Propery | Type of Stainless Steel | |||
Martenistic | Ferritic | Austenitic | Duplex | |
Density (g/cm3) | 7.6-7.7 | 7.6-7.8 | 7.9-8.2 | 8 |
Young’s Modulus (MPa) | 220 | 220 | 195 | 200 |
Thermal Expansion (x10-6/°C) | 12-13 | 12-13 | 17-19 | 13 |
Thermal Conductivity (W/m°C) | 22-24 | 20-23 | 12-15 | 20 |
Heat Capacity (J/kg°C) | 460 | 460 | 440 | 400 |
Resistance (nΩm) | 600 | 600-750 | 850 | 700-850 |
Ferromagnetic | Yes | Yes | No | Yes |
Austenitic steels generally have a higher density than other types of stainless steel. Within each steel category, the density generally increases with increasing alloying elements, specifically with heavy elements such as molybdenum.
Two important physical properties that show the greatest difference between types of stainless steel and also differ significantly for stainless steel and carbon steels are thermal expansion and thermal conductivity. Austenitic steels exhibit significantly higher thermal expansion than other types of stainless steels. This can lead to thermal stresses in applications with temperature fluctuations in the heat treatment of all structures and welding. The thermal conductivity for stainless steel is generally lower than for carbon steel and it decreases with increasing alloy level for each stainless steel category. Thermal conductivity decreases in the following order: martensitic steels, ferritic and ferritic-austenitic steels, and finally austenitic steels having the lowest thermal conductivity.
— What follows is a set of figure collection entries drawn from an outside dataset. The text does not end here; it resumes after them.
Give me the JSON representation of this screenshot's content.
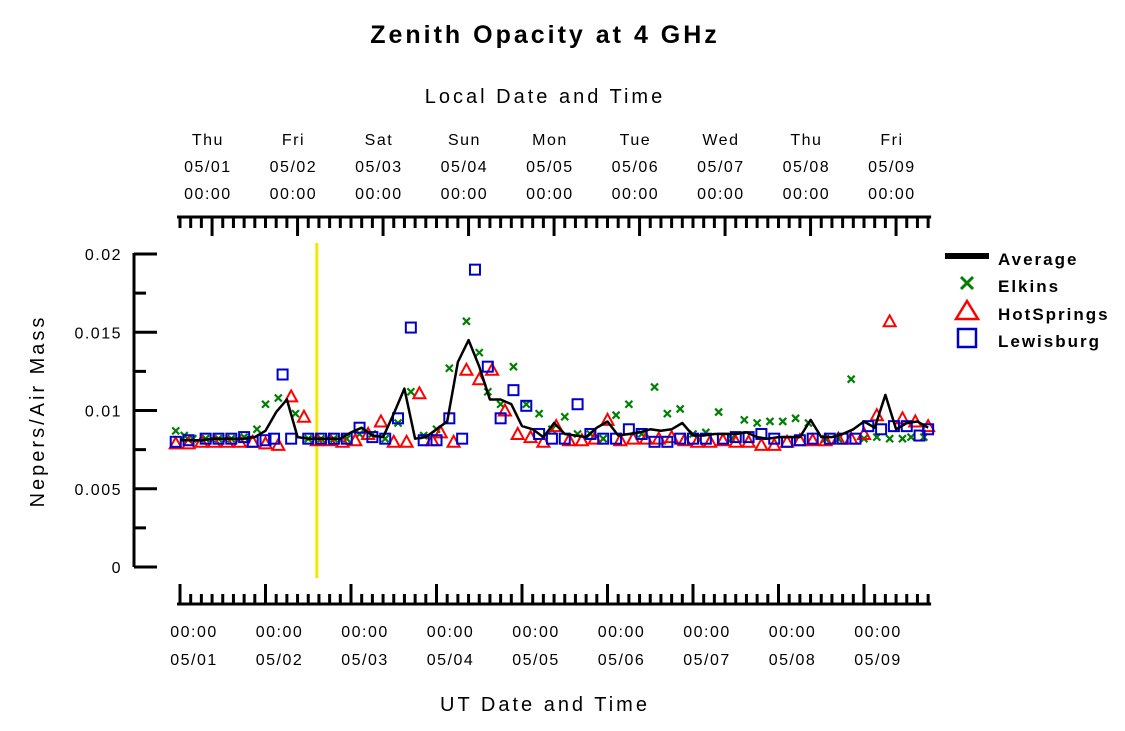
{
  "chart_data": {
    "type": "scatter",
    "title": "Zenith Opacity at 4 GHz",
    "top_axis_title": "Local Date and Time",
    "xlabel": "UT Date and Time",
    "ylabel": "Nepers/Air Mass",
    "ylim": [
      0,
      0.02
    ],
    "yticks": [
      "0",
      "0.005",
      "0.01",
      "0.015",
      "0.02"
    ],
    "ytick_values": [
      0,
      0.005,
      0.01,
      0.015,
      0.02
    ],
    "xlim": [
      0,
      8.75
    ],
    "x_units": "days after 05/01 00:00 UT",
    "top_ticks": [
      {
        "day": "Thu",
        "date": "05/01",
        "time": "00:00"
      },
      {
        "day": "Fri",
        "date": "05/02",
        "time": "00:00"
      },
      {
        "day": "Sat",
        "date": "05/03",
        "time": "00:00"
      },
      {
        "day": "Sun",
        "date": "05/04",
        "time": "00:00"
      },
      {
        "day": "Mon",
        "date": "05/05",
        "time": "00:00"
      },
      {
        "day": "Tue",
        "date": "05/06",
        "time": "00:00"
      },
      {
        "day": "Wed",
        "date": "05/07",
        "time": "00:00"
      },
      {
        "day": "Thu",
        "date": "05/08",
        "time": "00:00"
      },
      {
        "day": "Fri",
        "date": "05/09",
        "time": "00:00"
      }
    ],
    "top_tick_x": [
      0.35,
      1.35,
      2.35,
      3.35,
      4.35,
      5.35,
      6.35,
      7.35,
      8.35
    ],
    "bottom_ticks": [
      {
        "time": "00:00",
        "date": "05/01"
      },
      {
        "time": "00:00",
        "date": "05/02"
      },
      {
        "time": "00:00",
        "date": "05/03"
      },
      {
        "time": "00:00",
        "date": "05/04"
      },
      {
        "time": "00:00",
        "date": "05/05"
      },
      {
        "time": "00:00",
        "date": "05/06"
      },
      {
        "time": "00:00",
        "date": "05/07"
      },
      {
        "time": "00:00",
        "date": "05/08"
      },
      {
        "time": "00:00",
        "date": "05/09"
      }
    ],
    "bottom_tick_x": [
      0,
      1,
      2,
      3,
      4,
      5,
      6,
      7,
      8
    ],
    "marker_x": 1.6,
    "marker_color": "#f5e800",
    "legend_position": "right",
    "series": [
      {
        "name": "Average",
        "style": "line",
        "color": "#000000",
        "x": [
          0,
          0.125,
          0.25,
          0.375,
          0.5,
          0.625,
          0.75,
          0.875,
          1.0,
          1.125,
          1.25,
          1.375,
          1.5,
          1.625,
          1.75,
          1.875,
          2.0,
          2.125,
          2.25,
          2.375,
          2.5,
          2.625,
          2.75,
          2.875,
          3.0,
          3.125,
          3.25,
          3.375,
          3.5,
          3.625,
          3.75,
          3.875,
          4.0,
          4.125,
          4.25,
          4.375,
          4.5,
          4.625,
          4.75,
          4.875,
          5.0,
          5.125,
          5.25,
          5.375,
          5.5,
          5.625,
          5.75,
          5.875,
          6.0,
          6.125,
          6.25,
          6.375,
          6.5,
          6.625,
          6.75,
          6.875,
          7.0,
          7.125,
          7.25,
          7.375,
          7.5,
          7.625,
          7.75,
          7.875,
          8.0,
          8.125,
          8.25,
          8.375,
          8.5,
          8.625,
          8.75
        ],
        "y": [
          0.0081,
          0.0081,
          0.0081,
          0.0082,
          0.0082,
          0.0082,
          0.0082,
          0.0083,
          0.0087,
          0.0099,
          0.0107,
          0.0083,
          0.0082,
          0.0082,
          0.0082,
          0.0082,
          0.0086,
          0.0089,
          0.0084,
          0.0083,
          0.0098,
          0.0114,
          0.0082,
          0.0083,
          0.0088,
          0.0093,
          0.0131,
          0.0145,
          0.0128,
          0.0107,
          0.0107,
          0.0104,
          0.009,
          0.0088,
          0.0083,
          0.0092,
          0.0085,
          0.0084,
          0.0083,
          0.0089,
          0.0093,
          0.0084,
          0.0085,
          0.0086,
          0.0088,
          0.0087,
          0.0088,
          0.0092,
          0.0084,
          0.0084,
          0.0085,
          0.0085,
          0.0085,
          0.0086,
          0.0083,
          0.0082,
          0.0083,
          0.0083,
          0.0083,
          0.0094,
          0.0083,
          0.0083,
          0.0085,
          0.0088,
          0.0093,
          0.0089,
          0.011,
          0.0088,
          0.0092,
          0.0093,
          0.0089
        ]
      },
      {
        "name": "Elkins",
        "style": "x",
        "color": "#008000",
        "x": [
          -0.05,
          0.05,
          0.15,
          0.3,
          0.45,
          0.6,
          0.75,
          0.9,
          1.0,
          1.15,
          1.35,
          1.5,
          1.65,
          1.8,
          1.95,
          2.1,
          2.25,
          2.4,
          2.55,
          2.7,
          2.85,
          3.0,
          3.15,
          3.35,
          3.5,
          3.6,
          3.75,
          3.9,
          4.05,
          4.2,
          4.35,
          4.5,
          4.65,
          4.8,
          4.95,
          5.1,
          5.25,
          5.4,
          5.55,
          5.7,
          5.85,
          6.0,
          6.15,
          6.3,
          6.45,
          6.6,
          6.75,
          6.9,
          7.05,
          7.2,
          7.35,
          7.55,
          7.7,
          7.85,
          8.0,
          8.15,
          8.3,
          8.45,
          8.55,
          8.7
        ],
        "y": [
          0.0087,
          0.0084,
          0.0082,
          0.0082,
          0.0082,
          0.0082,
          0.0083,
          0.0088,
          0.0104,
          0.0108,
          0.0098,
          0.0082,
          0.0082,
          0.0082,
          0.0082,
          0.0085,
          0.0085,
          0.0082,
          0.0092,
          0.0112,
          0.0084,
          0.0088,
          0.0127,
          0.0157,
          0.0137,
          0.0112,
          0.0104,
          0.0128,
          0.0104,
          0.0098,
          0.0088,
          0.0096,
          0.0085,
          0.0085,
          0.0082,
          0.0097,
          0.0104,
          0.0085,
          0.0115,
          0.0098,
          0.0101,
          0.0085,
          0.0086,
          0.0099,
          0.0082,
          0.0094,
          0.0092,
          0.0093,
          0.0093,
          0.0095,
          0.0092,
          0.0082,
          0.0082,
          0.012,
          0.0082,
          0.0083,
          0.0082,
          0.0082,
          0.0083,
          0.0083
        ]
      },
      {
        "name": "HotSprings",
        "style": "triangle",
        "color": "#ff0000",
        "x": [
          -0.05,
          0.1,
          0.25,
          0.4,
          0.55,
          0.7,
          0.85,
          1.0,
          1.15,
          1.3,
          1.45,
          1.6,
          1.75,
          1.9,
          2.05,
          2.2,
          2.35,
          2.5,
          2.65,
          2.8,
          2.95,
          3.05,
          3.2,
          3.35,
          3.5,
          3.65,
          3.8,
          3.95,
          4.1,
          4.25,
          4.4,
          4.55,
          4.7,
          4.85,
          5.0,
          5.15,
          5.3,
          5.45,
          5.6,
          5.75,
          5.9,
          6.05,
          6.2,
          6.35,
          6.5,
          6.65,
          6.8,
          6.95,
          7.1,
          7.25,
          7.4,
          7.55,
          7.7,
          7.85,
          8.0,
          8.15,
          8.3,
          8.45,
          8.6,
          8.75
        ],
        "y": [
          0.0079,
          0.0079,
          0.008,
          0.008,
          0.008,
          0.008,
          0.008,
          0.0079,
          0.0078,
          0.0109,
          0.0096,
          0.0081,
          0.0081,
          0.008,
          0.0081,
          0.0085,
          0.0093,
          0.008,
          0.008,
          0.0111,
          0.0081,
          0.0086,
          0.008,
          0.0126,
          0.012,
          0.0126,
          0.01,
          0.0085,
          0.0083,
          0.008,
          0.009,
          0.0081,
          0.0081,
          0.0082,
          0.0094,
          0.0081,
          0.0082,
          0.0082,
          0.0082,
          0.0083,
          0.0081,
          0.008,
          0.008,
          0.0081,
          0.008,
          0.008,
          0.0078,
          0.0078,
          0.008,
          0.0081,
          0.0081,
          0.0081,
          0.0082,
          0.0082,
          0.0085,
          0.0097,
          0.0157,
          0.0095,
          0.0093,
          0.009
        ]
      },
      {
        "name": "Lewisburg",
        "style": "square",
        "color": "#0000cc",
        "x": [
          -0.05,
          0.1,
          0.3,
          0.45,
          0.6,
          0.75,
          0.85,
          1.0,
          1.1,
          1.2,
          1.3,
          1.5,
          1.65,
          1.8,
          1.95,
          2.1,
          2.25,
          2.4,
          2.55,
          2.7,
          2.85,
          3.0,
          3.15,
          3.3,
          3.45,
          3.6,
          3.75,
          3.9,
          4.05,
          4.2,
          4.35,
          4.5,
          4.65,
          4.8,
          4.95,
          5.1,
          5.25,
          5.4,
          5.55,
          5.7,
          5.85,
          6.0,
          6.15,
          6.35,
          6.5,
          6.65,
          6.8,
          6.95,
          7.1,
          7.25,
          7.4,
          7.6,
          7.75,
          7.9,
          8.05,
          8.2,
          8.35,
          8.5,
          8.65,
          8.75
        ],
        "y": [
          0.008,
          0.0081,
          0.0082,
          0.0082,
          0.0082,
          0.0083,
          0.008,
          0.0081,
          0.0082,
          0.0123,
          0.0082,
          0.0082,
          0.0082,
          0.0082,
          0.0082,
          0.0089,
          0.0083,
          0.0082,
          0.0095,
          0.0153,
          0.0081,
          0.0081,
          0.0095,
          0.0082,
          0.019,
          0.0128,
          0.0095,
          0.0113,
          0.0103,
          0.0085,
          0.0082,
          0.0082,
          0.0104,
          0.0085,
          0.0082,
          0.0082,
          0.0088,
          0.0085,
          0.008,
          0.008,
          0.0082,
          0.0082,
          0.0082,
          0.0082,
          0.0083,
          0.0083,
          0.0085,
          0.0082,
          0.008,
          0.0081,
          0.0082,
          0.0082,
          0.0082,
          0.0082,
          0.009,
          0.0088,
          0.009,
          0.009,
          0.0084,
          0.0088
        ]
      }
    ]
  }
}
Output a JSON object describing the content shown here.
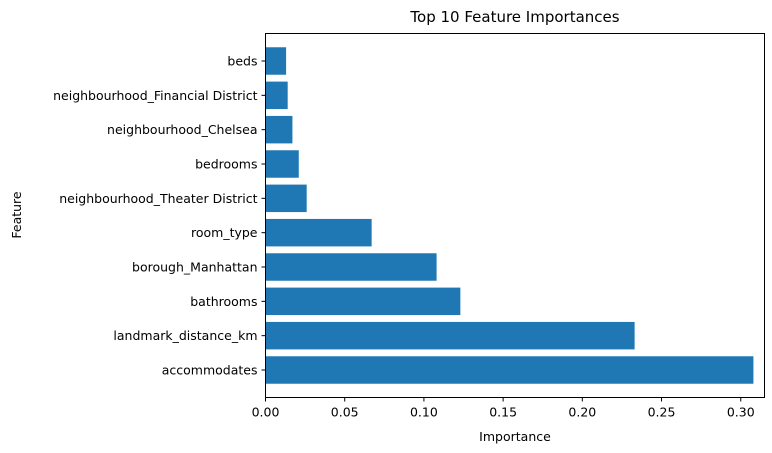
{
  "chart_data": {
    "type": "bar",
    "orientation": "horizontal",
    "title": "Top 10 Feature Importances",
    "xlabel": "Importance",
    "ylabel": "Feature",
    "categories": [
      "accommodates",
      "landmark_distance_km",
      "bathrooms",
      "borough_Manhattan",
      "room_type",
      "neighbourhood_Theater District",
      "bedrooms",
      "neighbourhood_Chelsea",
      "neighbourhood_Financial District",
      "beds"
    ],
    "values": [
      0.308,
      0.233,
      0.123,
      0.108,
      0.067,
      0.026,
      0.021,
      0.017,
      0.014,
      0.013
    ],
    "xlim": [
      0,
      0.315
    ],
    "xticks": [
      0.0,
      0.05,
      0.1,
      0.15,
      0.2,
      0.25,
      0.3
    ],
    "xtick_labels": [
      "0.00",
      "0.05",
      "0.10",
      "0.15",
      "0.20",
      "0.25",
      "0.30"
    ],
    "bar_color": "#1f77b4",
    "grid": false,
    "legend": "none"
  }
}
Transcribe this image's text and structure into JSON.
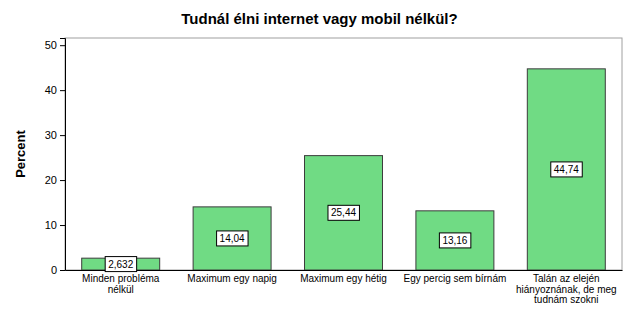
{
  "chart_data": {
    "type": "bar",
    "title": "Tudnál élni internet vagy mobil nélkül?",
    "y_label": "Percent",
    "categories": [
      "Minden probléma nélkül",
      "Maximum egy napig",
      "Maximum egy hétig",
      "Egy percig sem bírnám",
      "Talán az elején hiányoznának, de meg tudnám szokni"
    ],
    "values": [
      2.632,
      14.04,
      25.44,
      13.16,
      44.74
    ],
    "value_labels": [
      "2,632",
      "14,04",
      "25,44",
      "13,16",
      "44,74"
    ],
    "data_labels": true,
    "color": "#70db84",
    "ylim": [
      0,
      51.6
    ],
    "yticks": [
      0,
      10,
      20,
      30,
      40,
      50
    ],
    "grid": false
  }
}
The physical properties of stainless steel are quite different from commonly used non-ferrous alloys such as aluminum and copper alloys. However, in comparison to the various families of stainless with carbon steel, many similarities exist in properties despite some fundamental differences. Like carbon steels, the density of stainless steels is approximately ~8.0 g/cm3. It is three times larger than aluminum alloys (2.7 g / cm3). Like carbon steels, stainless steels have a high elastic modulus (200 MPa or 30 KSI), which is nearly two times that of copper alloys (115 MPa or 17 KSI) and almost three times that of aluminum alloys (70 MPa or 10 KSI).
Differences between these materials are also clear in terms of thermal conductivity, thermal expansion, and electrical resistance. It greatly varies in thermal conductivity between various types of materials; 6061 aluminum alloy (Al-1Mg-0.6Si-0.3Cu-0.2Cr) has a very high thermal conductivity, and this is followed by aluminum bronze (Cu-5Al), 1080 carbon steel, and then stainless steels. For stainless steels, alloy additions, specifically nickel, copper, and chromium greatly reduce thermal conductivity.
Thermal expansion is greatest for 6061 type aluminum alloy and this is followed by aluminum-bronze and austenitic stainless alloys and then, ferritic and martensitic alloys. Additions of nickel and copper for austenitic stainless alloys may reduce thermal expansion
Stainless steels have high electrical resistance. Alloy additions tend to raise electrical resistance. Therefore, ferritic and martensitic stainless steels have lower electrical resistance than austenitic, duplex, and PH alloys, but higher electrical resistance than 1080 carbon steel. The electrical resistance of stainless steel is ~7.5 times higher than aluminum bronze and approximately 20 times higher than 6061 type aluminum alloy.